A person may also qualify for an SNP if they need nursing care at home, live in a care home, or are enrolled in both Medicare and Medicaid. A person can check the complete list of qualifying conditions online.

SNPs may not be available in all states, and a person can use this online tool to check plan details and availability in their area.

Enrollment periods

A person can enroll in SNPs, including D-SNPs, during the following Medicare enrollment periods:

  • From January 1 to March 31
  • During Open Enrollment Period (OEP) from October 15 to December 7
  • In the Special Enrollment Period (SEP) if there is a change in a person’s circumstances, such as moving to live in a different area.

When a person has chosen a plan, they can call the plan provider for an online or paper enrollment form. They can also call Medicare for assistance at 800-MEDICARE (800-633-4227).

Medicare SNPs are required to offer the same benefits as original Medicare but may do so with separate rules, restrictions, and costs.

For example, an SNP may charge a monthly premium in addition to the monthly Part B premium. Each plan also specifies its copays, deductibles, and related cost-sharing for services.

If a person is enrolled in a D-SNP, most of the costs are covered by Medicare and Medicaid.

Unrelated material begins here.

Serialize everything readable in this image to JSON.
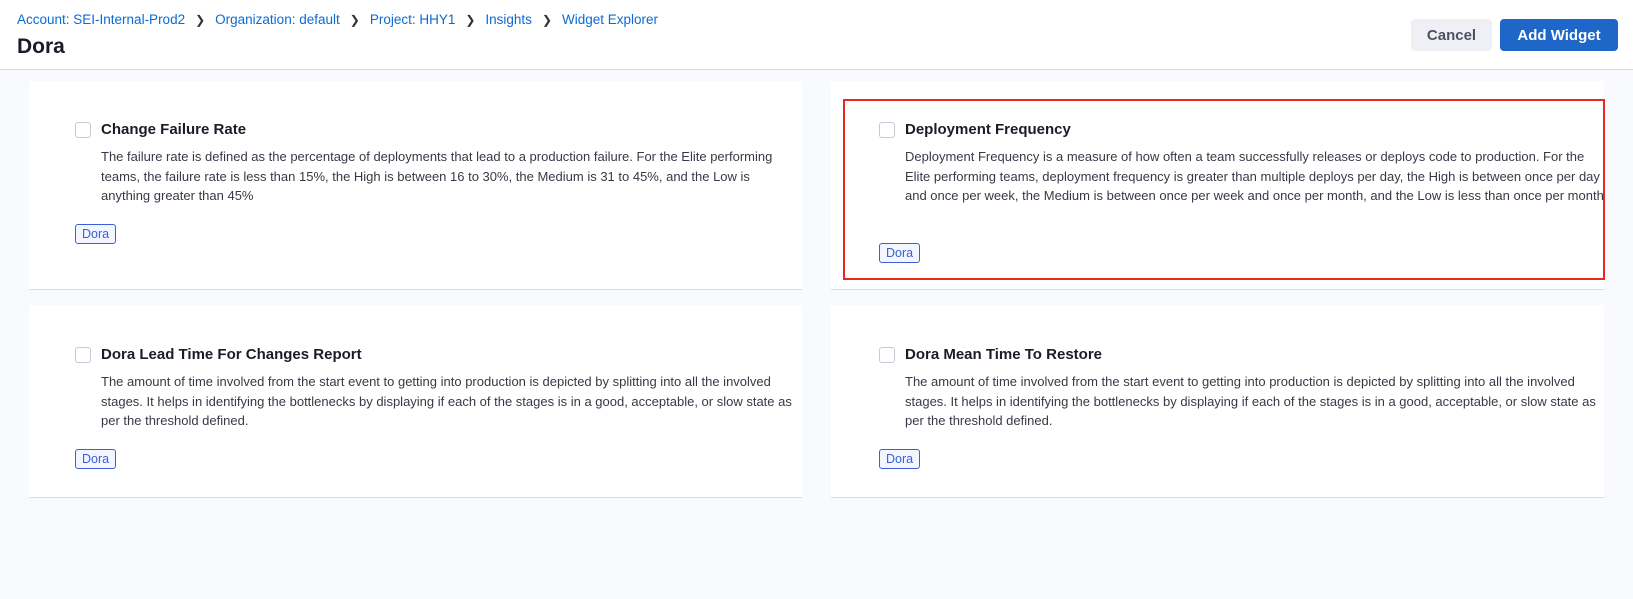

A person does not generally have to pay a Medicare deductible or copay when they visit a health provider within the D-SNPs network.

Depending on the SNP, a person may also have coverage for out-of-network healthcare, although they may pay more for out-of-network services.

While SNPs cannot charge more than original Medicare for specific types of care, including chemotherapy, dialysis, and skilled nursing facility care, there may be additional costs for other services, such as durable medical equipment, home health, and inpatient hospital care.

Some SNP providers may help a person get the correct information, benefits, and services through a care coordinator.

Special Needs plans (SNPs) are a type of Medicare Advantage plan, and include a Dual Eligible Special Needs plan (D-SNP).

A person can join an SNP if they have Medicare Part A and Part B, live in the plan service area, and have one or more of covered chronic health conditions.

Coverage is comprehensive, although costs may vary between SNP plans, including in a D-SNP.